On the other hand, KDE has been depending on Glib for years. While Gnome started projects to clone Amarok and Kalzium, didn't want to use Arts, cloned DCOP into dbus (which KDE promptly adopted), there are more examples.

Part of this phenomenon has to do with licensing and partly with the way Qt used to be set up. As to licensing, Gnome has a policy that its libraries be LGPL or some similar license (less restrictive than GPL). Any KDE libraries that linked to Qt would become, in effect, GPL for Gnome. As that would run counter to Gnome's usual library licensing scheme, linking to Qt (or KDE libraries which linked to Qt) was discouraged. DCOP, if I remember correctly, linked to Qt and serves as a good example.
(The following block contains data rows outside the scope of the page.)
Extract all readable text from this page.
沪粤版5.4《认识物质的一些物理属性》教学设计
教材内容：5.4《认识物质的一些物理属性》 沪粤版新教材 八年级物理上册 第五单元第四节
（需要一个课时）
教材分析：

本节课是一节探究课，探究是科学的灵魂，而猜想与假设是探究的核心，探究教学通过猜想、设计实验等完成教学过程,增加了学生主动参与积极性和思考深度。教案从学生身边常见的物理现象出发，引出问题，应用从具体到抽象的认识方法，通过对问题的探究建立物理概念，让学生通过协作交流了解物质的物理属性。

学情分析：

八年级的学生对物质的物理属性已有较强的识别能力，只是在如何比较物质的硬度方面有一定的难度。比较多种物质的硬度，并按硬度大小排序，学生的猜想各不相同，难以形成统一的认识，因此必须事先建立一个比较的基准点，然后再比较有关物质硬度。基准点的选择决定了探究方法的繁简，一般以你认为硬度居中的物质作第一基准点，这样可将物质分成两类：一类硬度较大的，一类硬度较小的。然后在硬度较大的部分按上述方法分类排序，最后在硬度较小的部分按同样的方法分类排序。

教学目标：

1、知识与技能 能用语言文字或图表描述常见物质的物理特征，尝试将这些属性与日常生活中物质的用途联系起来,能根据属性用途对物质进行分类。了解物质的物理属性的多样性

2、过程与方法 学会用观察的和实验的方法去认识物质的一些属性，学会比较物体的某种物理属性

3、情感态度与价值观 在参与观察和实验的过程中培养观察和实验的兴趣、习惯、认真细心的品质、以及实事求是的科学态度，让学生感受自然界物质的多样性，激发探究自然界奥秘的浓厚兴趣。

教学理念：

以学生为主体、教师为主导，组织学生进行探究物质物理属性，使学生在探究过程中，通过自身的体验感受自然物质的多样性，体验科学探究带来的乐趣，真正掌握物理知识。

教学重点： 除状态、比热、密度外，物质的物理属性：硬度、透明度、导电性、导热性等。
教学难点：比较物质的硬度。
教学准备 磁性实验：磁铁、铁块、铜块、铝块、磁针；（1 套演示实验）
Of course, the LGPL license of the Gnome platform libraries doesn't usually present a problem for KDE/Qt under their licenses. You can link to LGPL libraries without changing the license of your own libraries in turn.
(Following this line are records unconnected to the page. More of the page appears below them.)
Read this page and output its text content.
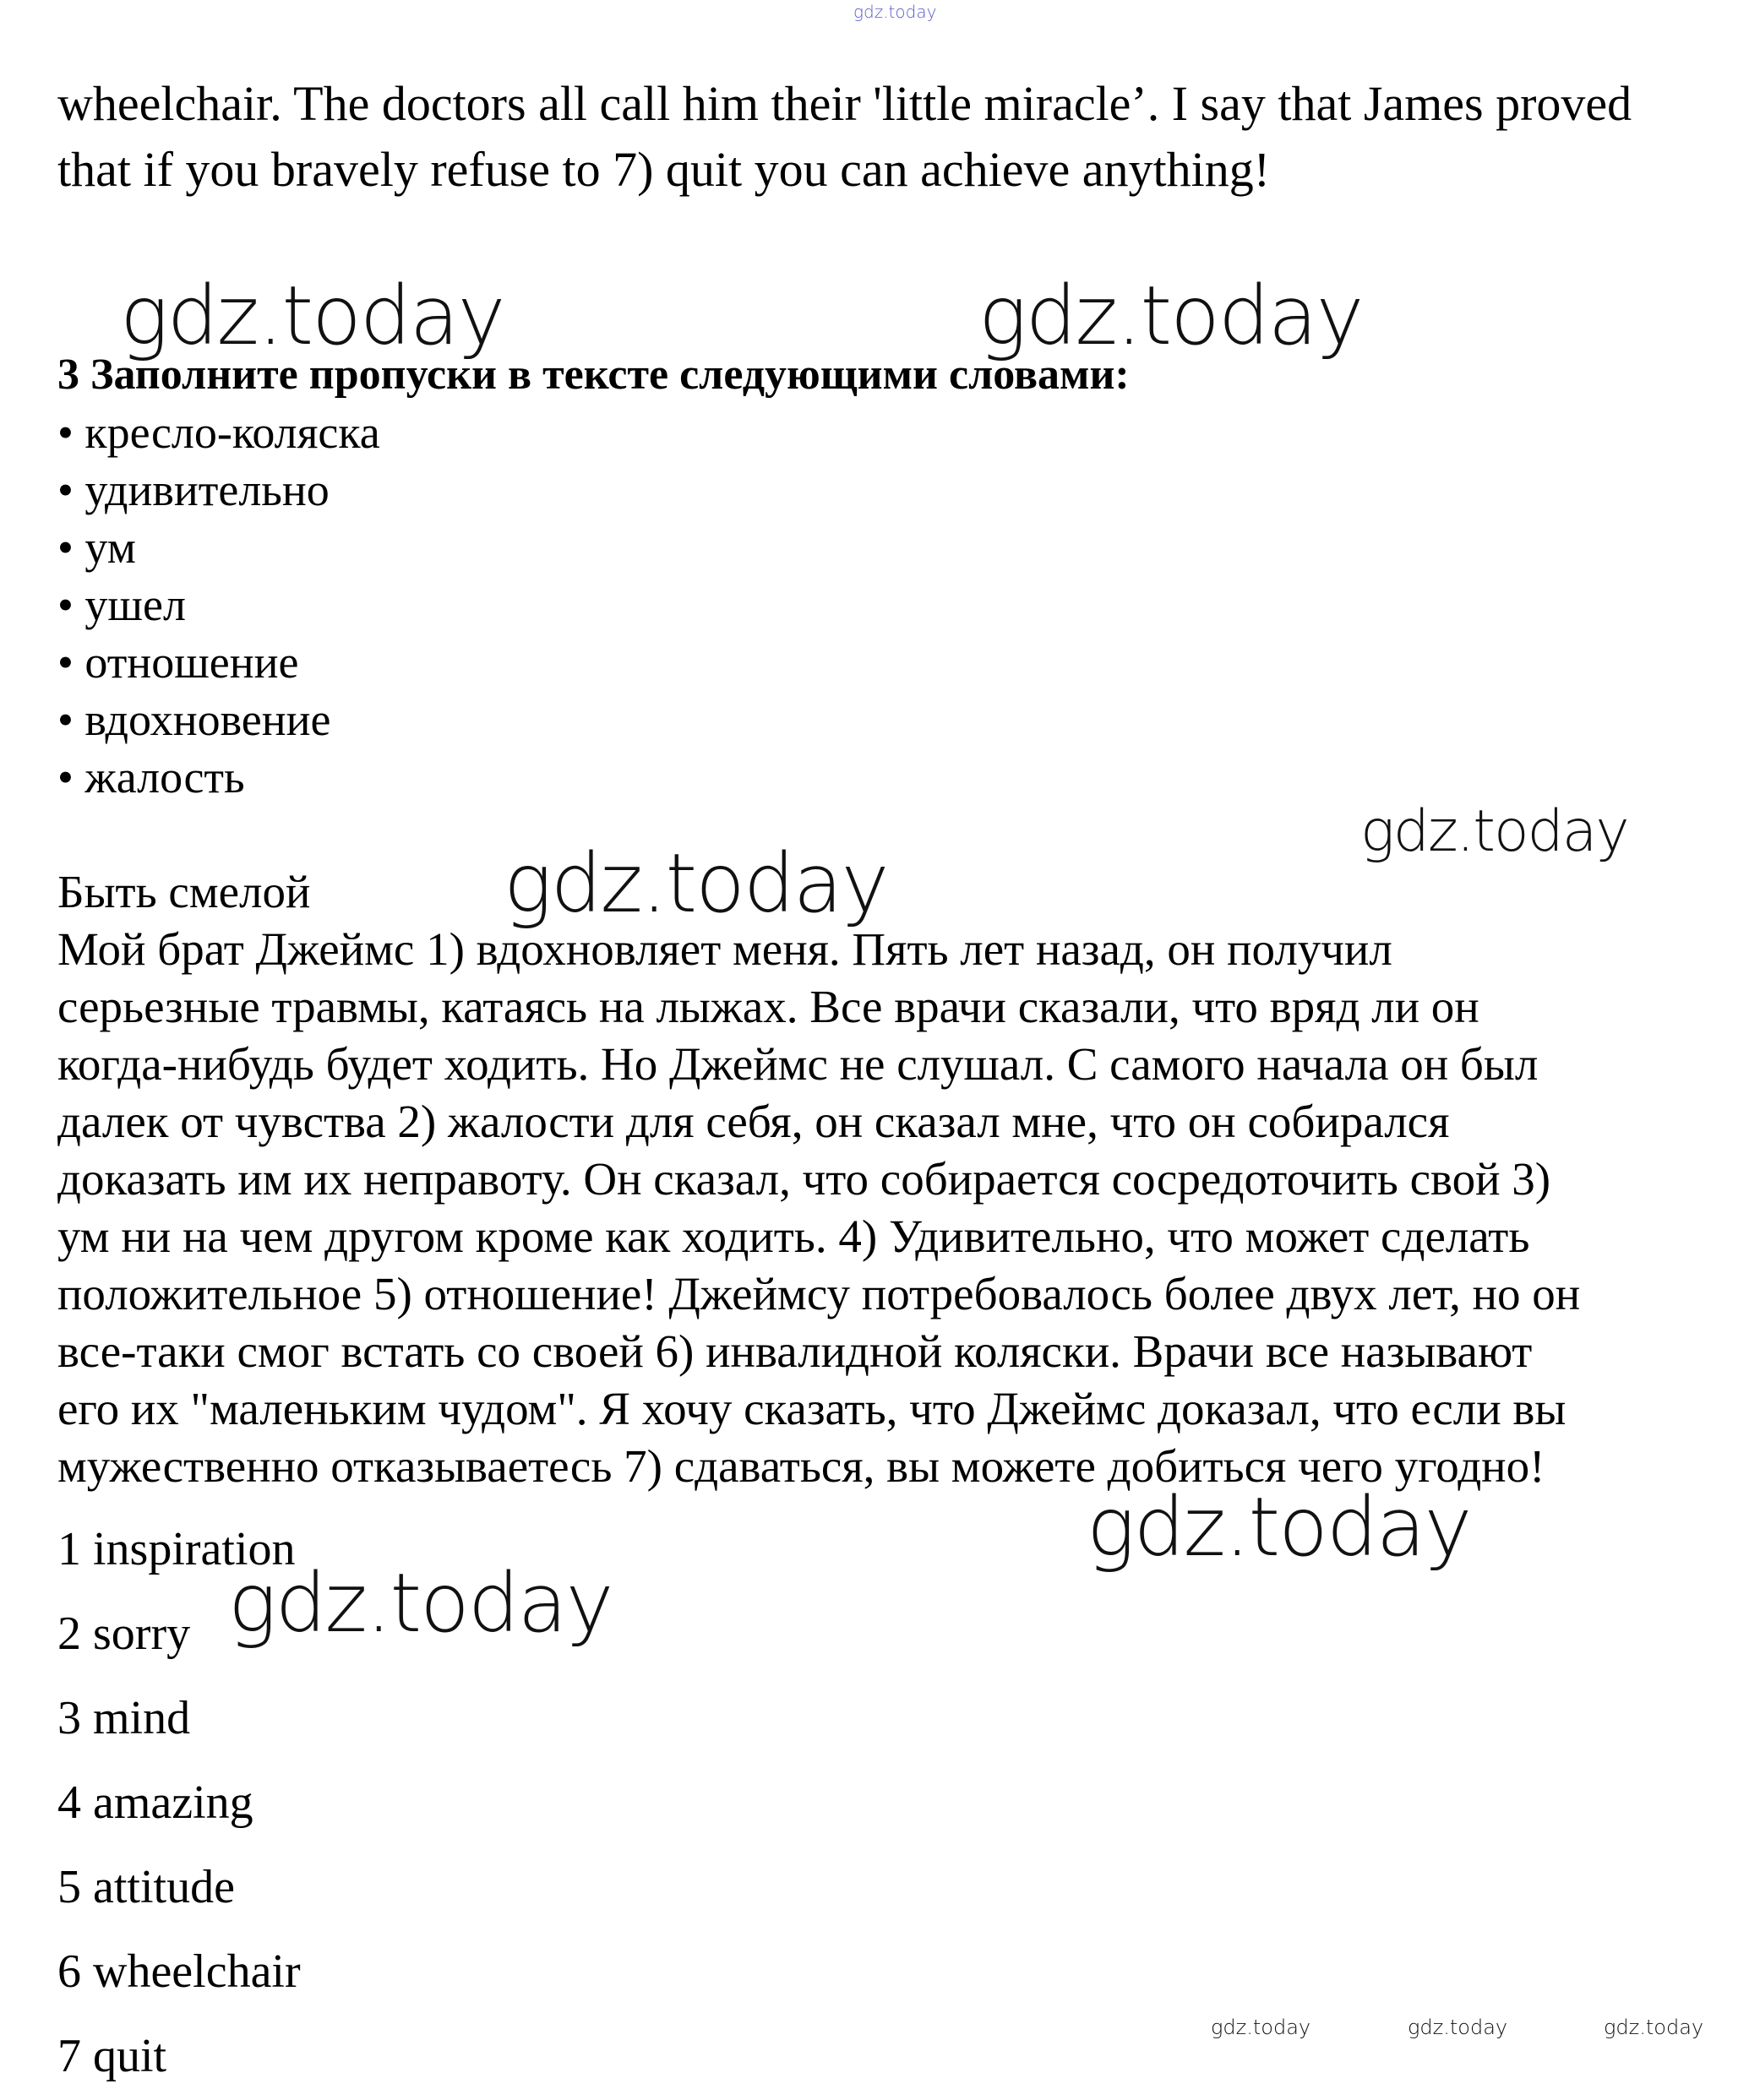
gdz.today

wheelchair. The doctors all call him their 'little miracle’. I say that James proved

that if you bravely refuse to 7) quit you can achieve anything!

3 Заполните пропуски в тексте следующими словами:

• кресло-коляска

• удивительно

• ум

• ушел

• отношение

• вдохновение

• жалость

Быть смелой

Мой брат Джеймс 1) вдохновляет меня. Пять лет назад, он получил

серьезные травмы, катаясь на лыжах. Все врачи сказали, что вряд ли он

когда-нибудь будет ходить. Но Джеймс не слушал. С самого начала он был

далек от чувства 2) жалости для себя, он сказал мне, что он собирался

доказать им их неправоту. Он сказал, что собирается сосредоточить свой 3)

ум ни на чем другом кроме как ходить. 4) Удивительно, что может сделать

положительное 5) отношение! Джеймсу потребовалось более двух лет, но он

все-таки смог встать со своей 6) инвалидной коляски. Врачи все называют

его их "маленьким чудом". Я хочу сказать, что Джеймс доказал, что если вы

мужественно отказываетесь 7) сдаваться, вы можете добиться чего угодно!

1 inspiration

2 sorry

3 mind

4 amazing

5 attitude

6 wheelchair

7 quit

gdz.today	gdz.today
gdz.today
gdz.today
gdz.today
gdz.today
gdz.today	gdz.today	gdz.today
As to Qt's structure up to and including Qt 3.x, my understanding is that there was no library separation between the graphical classes and the non-graphical classes. (I may be wrong about this. Please feel free to correct me. It is also my understanding that QT 4.x has this separation now.) So, if Gnome wanted to link to QString, for example, it would have been linking all of Qt's graphical toolkit classes as well. Clearly, that would present a problem for Gnome.
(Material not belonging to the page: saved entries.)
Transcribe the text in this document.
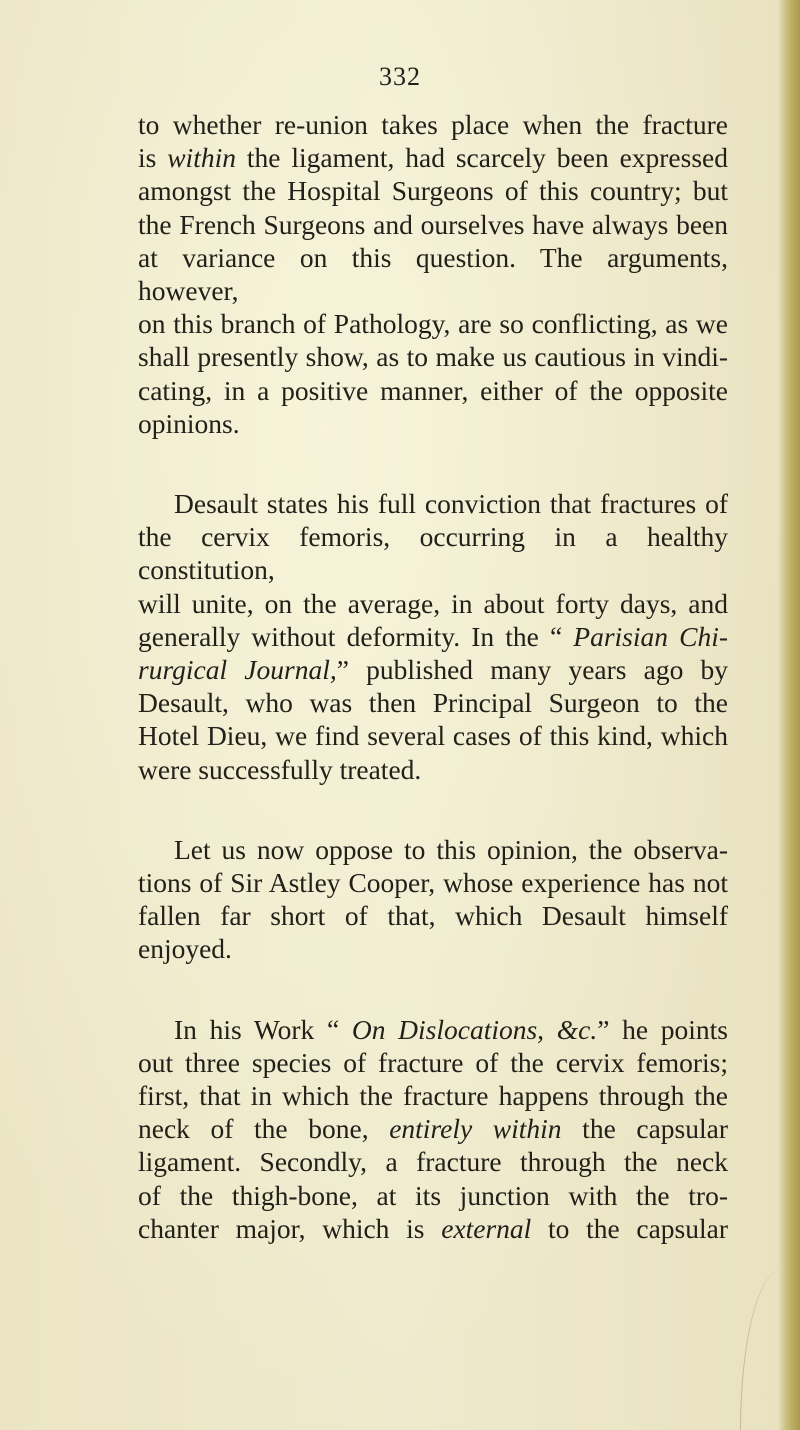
332

to whether re-union takes place when the fracture

is within the ligament, had scarcely been expressed

amongst the Hospital Surgeons of this country; but

the French Surgeons and ourselves have always been

at variance on this question. The arguments, however,

on this branch of Pathology, are so conflicting, as we

shall presently show, as to make us cautious in vindi-

cating, in a positive manner, either of the opposite

opinions.

Desault states his full conviction that fractures of

the cervix femoris, occurring in a healthy constitution,

will unite, on the average, in about forty days, and

generally without deformity. In the “ Parisian Chi-

rurgical Journal,” published many years ago by

Desault, who was then Principal Surgeon to the

Hotel Dieu, we find several cases of this kind, which

were successfully treated.

Let us now oppose to this opinion, the observa-

tions of Sir Astley Cooper, whose experience has not

fallen far short of that, which Desault himself enjoyed.

In his Work “ On Dislocations, &c.” he points

out three species of fracture of the cervix femoris;

first, that in which the fracture happens through the

neck of the bone, entirely within the capsular

ligament. Secondly, a fracture through the neck

of the thigh-bone, at its junction with the tro-

chanter major, which is external to the capsular
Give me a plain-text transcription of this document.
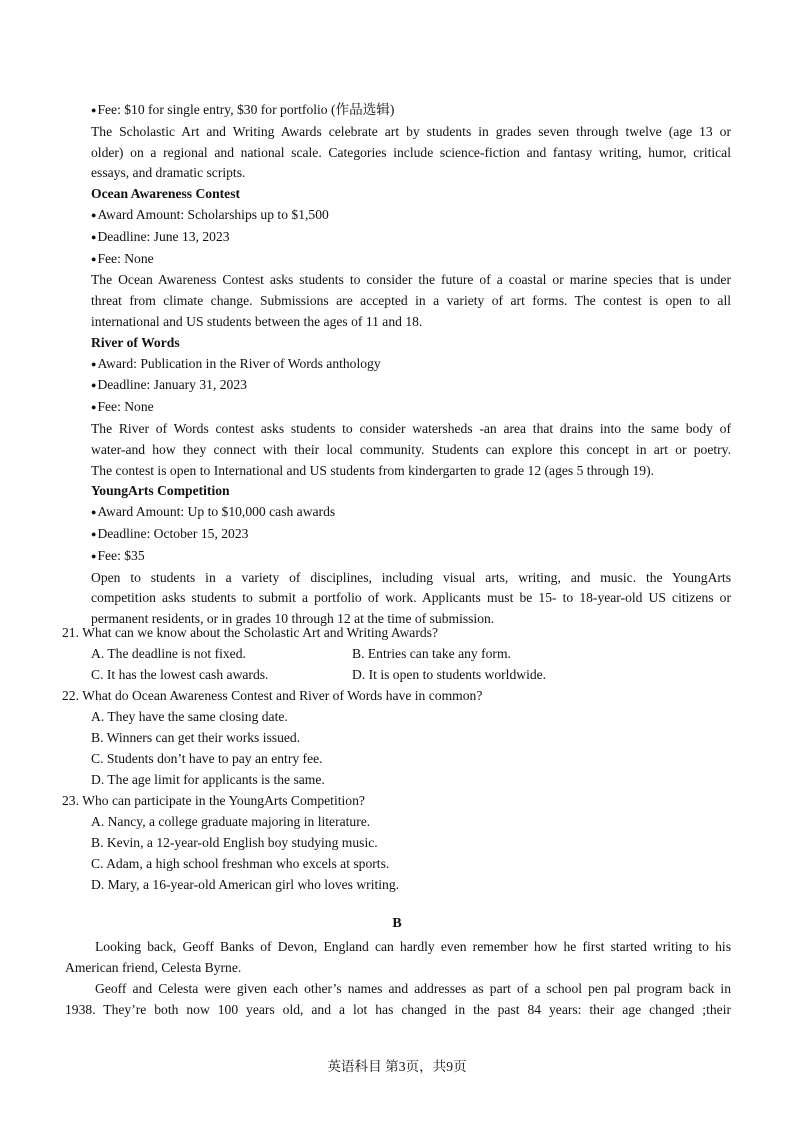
● Fee: $10 for single entry, $30 for portfolio (作品选辑)
The Scholastic Art and Writing Awards celebrate art by students in grades seven through twelve (age 13 or
older) on a regional and national scale. Categories include science-fiction and fantasy writing, humor, critical
essays, and dramatic scripts.
Ocean Awareness Contest
● Award Amount: Scholarships up to $1,500
● Deadline: June 13, 2023
● Fee: None
The Ocean Awareness Contest asks students to consider the future of a coastal or marine species that is under
threat from climate change. Submissions are accepted in a variety of art forms. The contest is open to all
international and US students between the ages of 11 and 18.
River of Words
● Award: Publication in the River of Words anthology
● Deadline: January 31, 2023
● Fee: None
The River of Words contest asks students to consider watersheds -an area that drains into the same body of
water-and how they connect with their local community. Students can explore this concept in art or poetry.
The contest is open to International and US students from kindergarten to grade 12 (ages 5 through 19).
YoungArts Competition
● Award Amount: Up to $10,000 cash awards
● Deadline: October 15, 2023
● Fee: $35
Open to students in a variety of disciplines, including visual arts, writing, and music. the YoungArts
competition asks students to submit a portfolio of work. Applicants must be 15- to 18-year-old US citizens or
permanent residents, or in grades 10 through 12 at the time of submission.
21. What can we know about the Scholastic Art and Writing Awards?
A. The deadline is not fixed.	B. Entries can take any form.
C. It has the lowest cash awards.	D. It is open to students worldwide.
22. What do Ocean Awareness Contest and River of Words have in common?
A. They have the same closing date.
B. Winners can get their works issued.
C. Students don’t have to pay an entry fee.
D. The age limit for applicants is the same.
23. Who can participate in the YoungArts Competition?
A. Nancy, a college graduate majoring in literature.
B. Kevin, a 12-year-old English boy studying music.
C. Adam, a high school freshman who excels at sports.
D. Mary, a 16-year-old American girl who loves writing.
B
Looking back, Geoff Banks of Devon, England can hardly even remember how he first started writing to his
American friend, Celesta Byrne.
Geoff and Celesta were given each other’s names and addresses as part of a school pen pal program back in
1938. They’re both now 100 years old, and a lot has changed in the past 84 years: their age changed ;their
英语科目 第3页，共9页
On the other hand, GLib contains non-graphical classes and functions. GTK+ was and is separated from GLib. (I.e. GTK+ links to GLib, but GLib doesn't link to GTK+.) So, KDE/Qt could link to an event loop in GLib without drawing in GTKButton from GTK+, for example.

So, practical considerations made it difficult for Gnome to make use of actual KDE/Qt code. On the other hand, Gnome folks started DBUS and patterned it after DCOP partly because the Gnome folk hoped it could be adopted by the KDE folk as well.

In fact, was founded in large part by Gnome folks who wanted to find a neutral ground to develop technologies *with* KDE to be used by both desktops. (I remember some of Havoc Pennington's early emails on both the Gnome and KDE lists about this.) Much of Gnome's energies for the past three or four years have gone into projects with the hope that the code could be used by *both* desktops. Some even when out of their way to avoid linking to GLib so that KDE more would be more interested in the libraries. That, I think, is the opposite of NIH.

However, as you say, both desktops have been guilty of NIH in the past, and both undoubtedly will be guilty of it in the future.